Proper way to load large NumPy files as training samples

UCDuan · October 15, 2020, 5:42pm

Hi all,
I’m new to PyTorch and I’m using a CNN for classification. The input sample is 192*288, and there are 12 channels in each sample. So each input sample will be around 2MB. I noticed there are some discussions about load data lazily, so I tried the following dataset.

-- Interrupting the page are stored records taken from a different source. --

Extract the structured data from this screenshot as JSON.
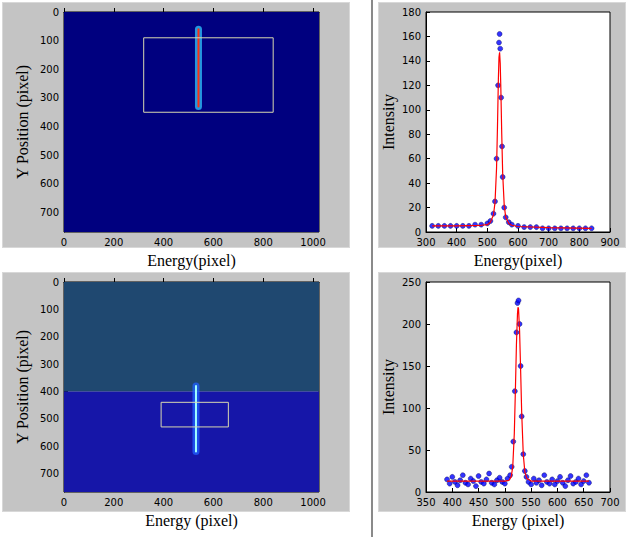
{
  "chart_data": [
    {
      "type": "image",
      "xlabel": "Energy(pixel)",
      "ylabel": "Y Position (pixel)",
      "xlim": [
        0,
        1024
      ],
      "ylim": [
        768,
        0
      ],
      "xticks": [
        0,
        200,
        400,
        600,
        800,
        1000
      ],
      "yticks": [
        0,
        100,
        200,
        300,
        400,
        500,
        600,
        700
      ],
      "regions": [
        {
          "y": [
            0,
            768
          ],
          "color": "#00007f"
        }
      ],
      "streak": {
        "x": 540,
        "y": [
          60,
          330
        ],
        "colors": [
          "#30c8ff",
          "#ff3010"
        ]
      },
      "rectangle": {
        "x": [
          320,
          840
        ],
        "y": [
          90,
          350
        ],
        "color": "#d8d8b0"
      }
    },
    {
      "type": "scatter",
      "xlabel": "Energy(pixel)",
      "ylabel": "Intensity",
      "xlim": [
        300,
        900
      ],
      "ylim": [
        0,
        180
      ],
      "xticks": [
        300,
        400,
        500,
        600,
        700,
        800,
        900
      ],
      "yticks": [
        0,
        20,
        40,
        60,
        80,
        100,
        120,
        140,
        160,
        180
      ],
      "series": [
        {
          "type": "scatter",
          "color": "#0000ff",
          "marker": "circle",
          "x": [
            320,
            340,
            360,
            380,
            400,
            420,
            440,
            460,
            480,
            500,
            510,
            520,
            525,
            530,
            535,
            538,
            540,
            542,
            545,
            548,
            550,
            555,
            560,
            570,
            580,
            600,
            620,
            640,
            660,
            680,
            700,
            720,
            740,
            760,
            780,
            800,
            820,
            840
          ],
          "values": [
            5,
            5,
            5,
            5,
            5,
            5,
            5,
            6,
            6,
            7,
            9,
            15,
            25,
            60,
            120,
            155,
            162,
            150,
            110,
            70,
            45,
            20,
            12,
            8,
            6,
            5,
            4,
            4,
            4,
            3,
            3,
            3,
            3,
            3,
            3,
            3,
            3,
            3
          ]
        },
        {
          "type": "line",
          "color": "#ff0000",
          "line_style": "solid",
          "x": [
            320,
            400,
            480,
            500,
            510,
            520,
            525,
            530,
            533,
            536,
            538,
            540,
            542,
            544,
            547,
            550,
            555,
            560,
            570,
            580,
            600,
            700,
            840
          ],
          "values": [
            5,
            5,
            5.5,
            6,
            8,
            14,
            24,
            52,
            85,
            125,
            143,
            147,
            138,
            118,
            80,
            48,
            22,
            12,
            7,
            5.5,
            4.5,
            3.5,
            3
          ]
        }
      ]
    },
    {
      "type": "image",
      "xlabel": "Energy (pixel)",
      "ylabel": "Y Position (pixel)",
      "xlim": [
        0,
        1024
      ],
      "ylim": [
        768,
        0
      ],
      "xticks": [
        0,
        200,
        400,
        600,
        800,
        1000
      ],
      "yticks": [
        0,
        100,
        200,
        300,
        400,
        500,
        600,
        700
      ],
      "regions": [
        {
          "y": [
            0,
            400
          ],
          "color": "#1f4870"
        },
        {
          "y": [
            400,
            768
          ],
          "color": "#1616a8"
        }
      ],
      "streak": {
        "x": 530,
        "y": [
          380,
          620
        ],
        "colors": [
          "#2060ff",
          "#a0ffff"
        ]
      },
      "rectangle": {
        "x": [
          390,
          660
        ],
        "y": [
          440,
          530
        ],
        "color": "#d8d8b0"
      }
    },
    {
      "type": "scatter",
      "xlabel": "Energy (pixel)",
      "ylabel": "Intensity",
      "xlim": [
        350,
        700
      ],
      "ylim": [
        0,
        250
      ],
      "xticks": [
        350,
        400,
        450,
        500,
        550,
        600,
        650,
        700
      ],
      "yticks": [
        0,
        50,
        100,
        150,
        200,
        250
      ],
      "series": [
        {
          "type": "scatter",
          "color": "#0000ff",
          "marker": "circle",
          "x": [
            390,
            395,
            400,
            405,
            410,
            415,
            420,
            425,
            430,
            435,
            440,
            445,
            450,
            455,
            460,
            465,
            470,
            475,
            480,
            485,
            490,
            495,
            500,
            505,
            510,
            513,
            516,
            519,
            522,
            524,
            526,
            528,
            530,
            532,
            535,
            538,
            541,
            545,
            550,
            555,
            560,
            565,
            570,
            575,
            580,
            585,
            590,
            595,
            600,
            605,
            610,
            615,
            620,
            625,
            630,
            635,
            640,
            645,
            650,
            655,
            660
          ],
          "values": [
            15,
            10,
            18,
            12,
            8,
            14,
            20,
            11,
            9,
            16,
            13,
            7,
            19,
            12,
            10,
            15,
            22,
            11,
            9,
            14,
            17,
            12,
            10,
            16,
            20,
            30,
            60,
            120,
            190,
            225,
            228,
            200,
            150,
            90,
            45,
            25,
            18,
            12,
            9,
            16,
            11,
            14,
            8,
            20,
            12,
            10,
            15,
            9,
            13,
            18,
            11,
            7,
            14,
            19,
            10,
            12,
            16,
            9,
            13,
            20,
            11
          ]
        },
        {
          "type": "line",
          "color": "#ff0000",
          "line_style": "solid",
          "x": [
            390,
            450,
            500,
            508,
            512,
            515,
            518,
            520,
            522,
            524,
            525,
            526,
            528,
            530,
            532,
            535,
            538,
            542,
            550,
            600,
            660
          ],
          "values": [
            13,
            13,
            13,
            14,
            18,
            30,
            70,
            120,
            175,
            212,
            220,
            218,
            192,
            145,
            95,
            45,
            24,
            16,
            13,
            13,
            13
          ]
        }
      ]
    }
  ]
}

class FileDataset(Dataset):
    def __init__(self):
        super(FileDataset, self).__init__()
        self.Path = 'test_dataset/whole/'
        self.pos_files = os.listdir(self.Path+'positive')
        self.p_files = [os.path.join(self.Path+'positive', i) for i in self.pos_files]
        self.neg_files = os.listdir(self.Path + 'negative')
        self.n_files = [os.path.join(self.Path + 'negative', i) for i in self.neg_files]
        self.files = self.n_files+self.p_files
    def __len__(self):
        return len(self.files)
    def __getitem__(self, item):
        path = self.files[item]
        x = np.load(path); # print(x.shape)
        x_t = torch.from_numpy(x)
        return x_t

The data loading speed in DataLoader is very slow. GPU and CPU usage are both low.

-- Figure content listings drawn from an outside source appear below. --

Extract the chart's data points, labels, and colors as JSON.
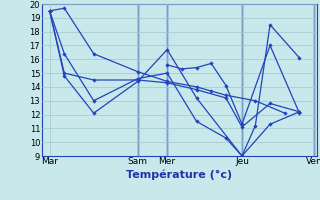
{
  "ylim": [
    9,
    20
  ],
  "yticks": [
    9,
    10,
    11,
    12,
    13,
    14,
    15,
    16,
    17,
    18,
    19,
    20
  ],
  "xlim": [
    -0.3,
    10.0
  ],
  "x_tick_positions": [
    0,
    3.3,
    4.4,
    7.2,
    9.9
  ],
  "x_tick_labels": [
    "Mar",
    "Sam",
    "Mer",
    "Jeu",
    "Ven"
  ],
  "xlabel": "Température (°c)",
  "background_color": "#c8e8ec",
  "grid_color": "#a0c8cc",
  "line_color": "#2244bb",
  "vlines_x": [
    3.3,
    4.4,
    7.2,
    9.9
  ],
  "series": [
    {
      "x": [
        0.0,
        0.55,
        1.65,
        3.3,
        4.4,
        5.5,
        6.05,
        6.6,
        7.7,
        8.8
      ],
      "y": [
        19.5,
        19.7,
        16.4,
        15.1,
        14.4,
        14.0,
        13.7,
        13.4,
        13.0,
        12.1
      ]
    },
    {
      "x": [
        0.0,
        0.55,
        1.65,
        3.3,
        4.4,
        5.5,
        7.2,
        7.7,
        8.25,
        9.35
      ],
      "y": [
        19.5,
        14.8,
        12.1,
        14.4,
        16.7,
        13.2,
        9.0,
        11.2,
        18.5,
        16.1
      ]
    },
    {
      "x": [
        0.0,
        0.55,
        1.65,
        3.3,
        4.4,
        5.5,
        6.6,
        7.2,
        8.25,
        9.35
      ],
      "y": [
        19.5,
        16.4,
        13.0,
        14.6,
        15.0,
        11.5,
        10.3,
        9.0,
        11.3,
        12.2
      ]
    },
    {
      "x": [
        4.4,
        4.95,
        5.5,
        6.05,
        6.6,
        7.2,
        8.25,
        9.35
      ],
      "y": [
        15.6,
        15.3,
        15.4,
        15.7,
        14.1,
        11.3,
        17.0,
        12.1
      ]
    },
    {
      "x": [
        0.0,
        0.55,
        1.65,
        3.3,
        4.4,
        5.5,
        6.6,
        7.2,
        8.25,
        9.35
      ],
      "y": [
        19.5,
        15.0,
        14.5,
        14.5,
        14.3,
        13.8,
        13.2,
        11.1,
        12.8,
        12.2
      ]
    }
  ],
  "figsize": [
    3.2,
    2.0
  ],
  "dpi": 100
}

I have also tried memmap in NumPy and HDF5. Still, the speed is not acceptable. The code is something like the following.

class MmapDataset(Dataset):
    def __init__(self, ens, train=True):
        super(MmapDataset, self).__init__()
        if train:
            self.x = np.memmap('large_test'+ens, mode='r', shape=(9760, 12, 192, 288), dtype='float32')
            self.y = np.load('data/classification/Q850_train_y'+ens+'.npy')
        else:
            self.x = np.memmap('large_test_val'+ens, mode='r', shape=(610, 12, 192, 288), dtype='float32')
            self.y = np.load('data/classification/Q850_test_y' + ens + '.npy')
    def __getitem__(self, item):
        x = self.x[item]
        x = torch.from_numpy(x)
        y = self.y[item]
        return x, y
    def __len__(self):
        return self.x.shape[0]

I tried to create a huge memmap file or hdf5 file, and create several smaller files and use ConcatDataset. The results are similar.

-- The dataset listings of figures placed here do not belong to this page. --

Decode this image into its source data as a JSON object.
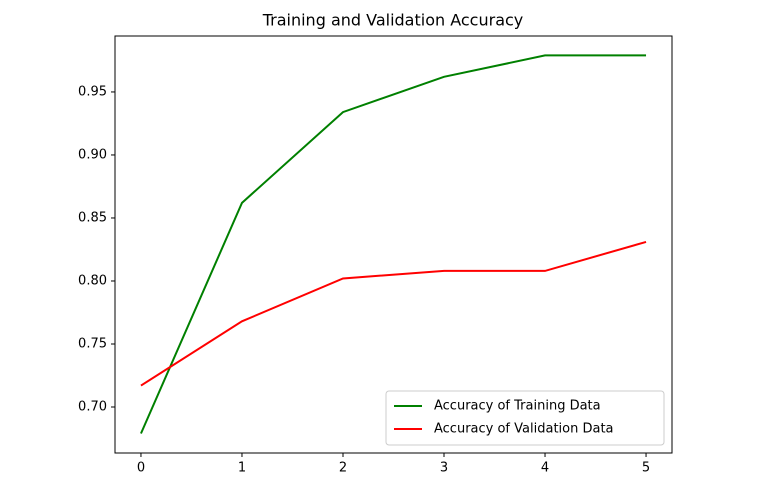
{
  "chart_data": {
    "type": "line",
    "title": "Training and Validation Accuracy",
    "x": [
      0,
      1,
      2,
      3,
      4,
      5
    ],
    "series": [
      {
        "name": "Accuracy of Training Data",
        "color": "#008000",
        "values": [
          0.679,
          0.862,
          0.934,
          0.962,
          0.979,
          0.979
        ]
      },
      {
        "name": "Accuracy of Validation Data",
        "color": "#ff0000",
        "values": [
          0.717,
          0.768,
          0.802,
          0.808,
          0.808,
          0.831
        ]
      }
    ],
    "xlim": [
      -0.257,
      5.257
    ],
    "xticks": [
      0,
      1,
      2,
      3,
      4,
      5
    ],
    "ylim": [
      0.6635,
      0.9944
    ],
    "yticks": [
      {
        "value": 0.7,
        "label": "0.70"
      },
      {
        "value": 0.75,
        "label": "0.75"
      },
      {
        "value": 0.8,
        "label": "0.80"
      },
      {
        "value": 0.85,
        "label": "0.85"
      },
      {
        "value": 0.9,
        "label": "0.90"
      },
      {
        "value": 0.95,
        "label": "0.95"
      }
    ],
    "legend": "lower right",
    "grid": false
  }
}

Does anyone have any idea about the potential improvement?
Thanks in advance!

albanD · October 15, 2020, 9:12pm

Hi,

You might want to use torch.save/torch.load directly to reduce intermediary states in the loading.
Also adding more workers to the dataloader will help with loading things faster.
Finally, make sure to use an ssd if possible as it makes huge difference compared to a spinning disk.

UCDuan · October 15, 2020, 9:51pm

Hi thanks for your reply.

Do you mean I should save the data with torch.save instead of NumPy files? I tried different number of workers, but it is still slow.

albanD · October 15, 2020, 10:21pm

Yes you can save it in torch format to make sure that you don’t need the extra hop when loading between numpy and torch.

Reading many small files from disk is slow (especially for spinning disks) there is no way around that I’m afraid. You can increase the number of workers until it starts slowing down. But beyond that there isn’t much you can do if you dataset doesn’t fit in memory.